Nel 1609 Galilei puntò il telescopio al cielo: oltre alle fasi di Venere, dimostrò che i corpi celesti non sono incorruttibili, come si pensava, e scoprì anche i tre satelliti di Giove (nel 1610), scoperta presente nella sua opera Sidereus Nuncius (12 marzo 1610). Ma prima, nel 1583, l’osservazione dell’oscillazione di una lampada del duomo di Pisa gli consentì di scoprire l’isocronismo dell’oscillazione del pendolo.

Grande impatto ebbe l’impostazione di Galilei, basata sulle sensate esperienze e necessarie dimostrazioni, dando avvio al metodo sperimentale, che oltre ai due passi precedenti si conclude con la verifica sperimentale. Ciò è presente nell’opera Il Saggiatore (Roma 1623). Ma uno degli obiettivi fondamentali di Galilei è stato certamente quello di provare la teoria copernicana, ossia quella eliocentrica.

Questo tentativo è riportato nel Dialogo sopra i due massimi sistemi del mondo tolemaico e copernicano (1632), che inizialmente aveva come titolo Il flusso e riflusso del mare e successivamente fu cambiato. Questo perché il «flusso e riflusso» del mare (le maree) era la prova sulla quale Galilei contava maggiormente, tanto che lo espresse lui stesso in una lettera a Elie Diodati il 16 agosto 1631.
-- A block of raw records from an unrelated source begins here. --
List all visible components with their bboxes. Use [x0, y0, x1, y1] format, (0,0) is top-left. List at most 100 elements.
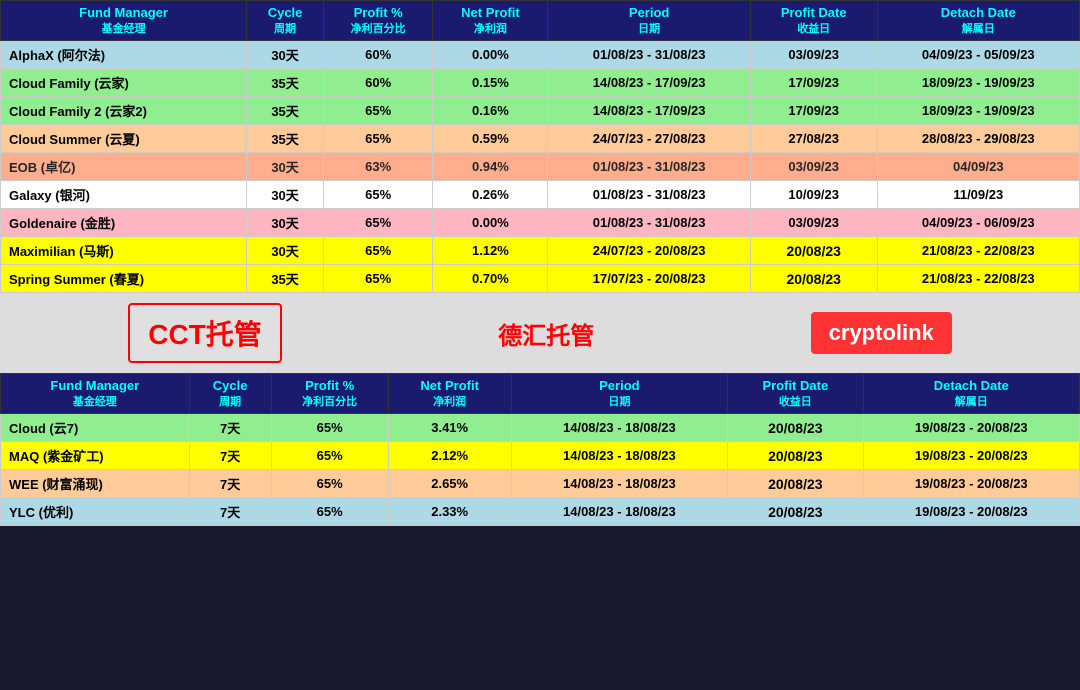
table-row: YLC (优利)7天65%2.33%14/08/23 - 18/08/2320/… [1, 498, 1080, 526]
period-cell: 14/08/23 - 18/08/23 [511, 498, 727, 526]
fund-manager-cell: WEE (财富涌现) [1, 470, 190, 498]
net-profit-cell: 2.33% [388, 498, 511, 526]
detach-date-cell: 04/09/23 - 05/09/23 [877, 41, 1079, 69]
period-cell: 14/08/23 - 17/09/23 [548, 97, 750, 125]
col2-detach-date: Detach Date 解属日 [863, 374, 1079, 414]
table-2-header-row: Fund Manager 基金经理 Cycle 周期 Profit % 净利百分… [1, 374, 1080, 414]
table-row: Cloud Summer (云夏)35天65%0.59%24/07/23 - 2… [1, 125, 1080, 153]
cycle-cell: 30天 [247, 153, 324, 181]
cycle-cell: 35天 [247, 125, 324, 153]
profit-pct-cell: 63% [323, 153, 432, 181]
detach-date-cell: 19/08/23 - 20/08/23 [863, 414, 1079, 442]
col-fund-manager: Fund Manager 基金经理 [1, 1, 247, 41]
profit-date-cell: 03/09/23 [750, 209, 877, 237]
crypto-label: cryptolink [811, 312, 952, 354]
profit-date-cell: 03/09/23 [750, 153, 877, 181]
period-cell: 17/07/23 - 20/08/23 [548, 265, 750, 293]
profit-date-cell: 20/08/23 [728, 470, 863, 498]
cycle-cell: 7天 [189, 498, 271, 526]
fund-manager-cell: EOB (卓亿) [1, 153, 247, 181]
fund-manager-cell: MAQ (紫金矿工) [1, 442, 190, 470]
detach-date-cell: 21/08/23 - 22/08/23 [877, 265, 1079, 293]
profit-date-cell: 10/09/23 [750, 181, 877, 209]
table-1-header-row: Fund Manager 基金经理 Cycle 周期 Profit % 净利百分… [1, 1, 1080, 41]
fund-manager-cell: Cloud Summer (云夏) [1, 125, 247, 153]
fund-manager-cell: Goldenaire (金胜) [1, 209, 247, 237]
period-cell: 01/08/23 - 31/08/23 [548, 209, 750, 237]
table-row: Goldenaire (金胜)30天65%0.00%01/08/23 - 31/… [1, 209, 1080, 237]
col2-net-profit: Net Profit 净利润 [388, 374, 511, 414]
profit-pct-cell: 65% [323, 97, 432, 125]
net-profit-cell: 0.94% [433, 153, 548, 181]
profit-pct-cell: 65% [323, 209, 432, 237]
table-row: Maximilian (马斯)30天65%1.12%24/07/23 - 20/… [1, 237, 1080, 265]
cycle-cell: 35天 [247, 265, 324, 293]
cycle-cell: 7天 [189, 442, 271, 470]
profit-pct-cell: 65% [271, 498, 388, 526]
net-profit-cell: 0.59% [433, 125, 548, 153]
fund-manager-cell: Cloud Family 2 (云家2) [1, 97, 247, 125]
profit-date-cell: 27/08/23 [750, 125, 877, 153]
net-profit-cell: 2.12% [388, 442, 511, 470]
profit-date-cell: 17/09/23 [750, 97, 877, 125]
col-profit-date: Profit Date 收益日 [750, 1, 877, 41]
profit-date-cell: 17/09/23 [750, 69, 877, 97]
table-row: Cloud Family 2 (云家2)35天65%0.16%14/08/23 … [1, 97, 1080, 125]
detach-date-cell: 19/08/23 - 20/08/23 [863, 470, 1079, 498]
profit-pct-cell: 60% [323, 69, 432, 97]
col2-profit-pct: Profit % 净利百分比 [271, 374, 388, 414]
fund-manager-cell: AlphaX (阿尔法) [1, 41, 247, 69]
detach-date-cell: 18/09/23 - 19/09/23 [877, 97, 1079, 125]
profit-pct-cell: 65% [323, 265, 432, 293]
period-cell: 01/08/23 - 31/08/23 [548, 181, 750, 209]
table-row: Cloud Family (云家)35天60%0.15%14/08/23 - 1… [1, 69, 1080, 97]
detach-date-cell: 19/08/23 - 20/08/23 [863, 498, 1079, 526]
period-cell: 14/08/23 - 18/08/23 [511, 470, 727, 498]
detach-date-cell: 04/09/23 [877, 153, 1079, 181]
table-row: Spring Summer (春夏)35天65%0.70%17/07/23 - … [1, 265, 1080, 293]
period-cell: 01/08/23 - 31/08/23 [548, 41, 750, 69]
cycle-cell: 30天 [247, 181, 324, 209]
dehui-label: 德汇托管 [498, 316, 594, 351]
net-profit-cell: 3.41% [388, 414, 511, 442]
table-1: Fund Manager 基金经理 Cycle 周期 Profit % 净利百分… [0, 0, 1080, 293]
net-profit-cell: 0.70% [433, 265, 548, 293]
net-profit-cell: 1.12% [433, 237, 548, 265]
profit-pct-cell: 65% [271, 470, 388, 498]
detach-date-cell: 19/08/23 - 20/08/23 [863, 442, 1079, 470]
table-2: Fund Manager 基金经理 Cycle 周期 Profit % 净利百分… [0, 373, 1080, 526]
detach-date-cell: 04/09/23 - 06/09/23 [877, 209, 1079, 237]
col-profit-pct: Profit % 净利百分比 [323, 1, 432, 41]
cycle-cell: 7天 [189, 414, 271, 442]
table-row: AlphaX (阿尔法)30天60%0.00%01/08/23 - 31/08/… [1, 41, 1080, 69]
col-detach-date: Detach Date 解属日 [877, 1, 1079, 41]
col-period: Period 日期 [548, 1, 750, 41]
net-profit-cell: 0.00% [433, 209, 548, 237]
col2-profit-date: Profit Date 收益日 [728, 374, 863, 414]
detach-date-cell: 28/08/23 - 29/08/23 [877, 125, 1079, 153]
period-cell: 14/08/23 - 18/08/23 [511, 414, 727, 442]
divider-section: CCT托管 德汇托管 cryptolink [0, 293, 1080, 373]
col2-period: Period 日期 [511, 374, 727, 414]
table-row: Cloud (云7)7天65%3.41%14/08/23 - 18/08/232… [1, 414, 1080, 442]
fund-manager-cell: Cloud (云7) [1, 414, 190, 442]
detach-date-cell: 21/08/23 - 22/08/23 [877, 237, 1079, 265]
col2-cycle: Cycle 周期 [189, 374, 271, 414]
profit-pct-cell: 65% [323, 237, 432, 265]
net-profit-cell: 0.15% [433, 69, 548, 97]
cycle-cell: 35天 [247, 69, 324, 97]
profit-pct-cell: 65% [271, 414, 388, 442]
net-profit-cell: 0.00% [433, 41, 548, 69]
profit-pct-cell: 65% [271, 442, 388, 470]
detach-date-cell: 11/09/23 [877, 181, 1079, 209]
period-cell: 01/08/23 - 31/08/23 [548, 153, 750, 181]
table-row: Galaxy (银河)30天65%0.26%01/08/23 - 31/08/2… [1, 181, 1080, 209]
net-profit-cell: 0.26% [433, 181, 548, 209]
fund-manager-cell: Cloud Family (云家) [1, 69, 247, 97]
period-cell: 24/07/23 - 27/08/23 [548, 125, 750, 153]
cycle-cell: 30天 [247, 41, 324, 69]
profit-pct-cell: 60% [323, 41, 432, 69]
profit-pct-cell: 65% [323, 181, 432, 209]
detach-date-cell: 18/09/23 - 19/09/23 [877, 69, 1079, 97]
table-row: EOB (卓亿)30天63%0.94%01/08/23 - 31/08/2303… [1, 153, 1080, 181]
Inoltre, il Dialogo sopra i due massimi sistemi, è strutturato appunto a modo di dialogo con tre personaggi: Salviati (sarebbe Galilei), Sagredo e Simplicio (sarebbe Papa Urbano VIII). In tale opera Galilei alias Salviati non solo propone le maree come la prova principale del  copernicanesimo, ma attacca anche un argomento già proposto in passato e avvalorato da Keplero e che viene messo in bocca a Simplicio, ossia che le maree son dovute all’influsso lunare.

E questo già si sapeva nel sec. XIII. Insomma, se una parte ecclesiastica esagerò, dall’altra lo scienziato pisano non si comportò certo in maniera corretta, anche perché è proprio l’influsso lunare a determinare il flusso e riflusso delle acque e non il movimento della Terra, come credeva Galilei. Ma una chiara esposizione è riportata nel libro consigliato sopra.

Per concludere, la grande opera che confermò Galilei come il padre della scienza moderna, è certamente Discorsi e dimostrazioni matematiche intorno a due nuove scienze (1638).

Quello di Galilei è un tema molto profondo e importante che non può, come spesso è accaduto e accade, essere trattato in maniera antistorica, col rischio di alimentare pensieri errati, come è accaduto in modo lampante fin troppe volte.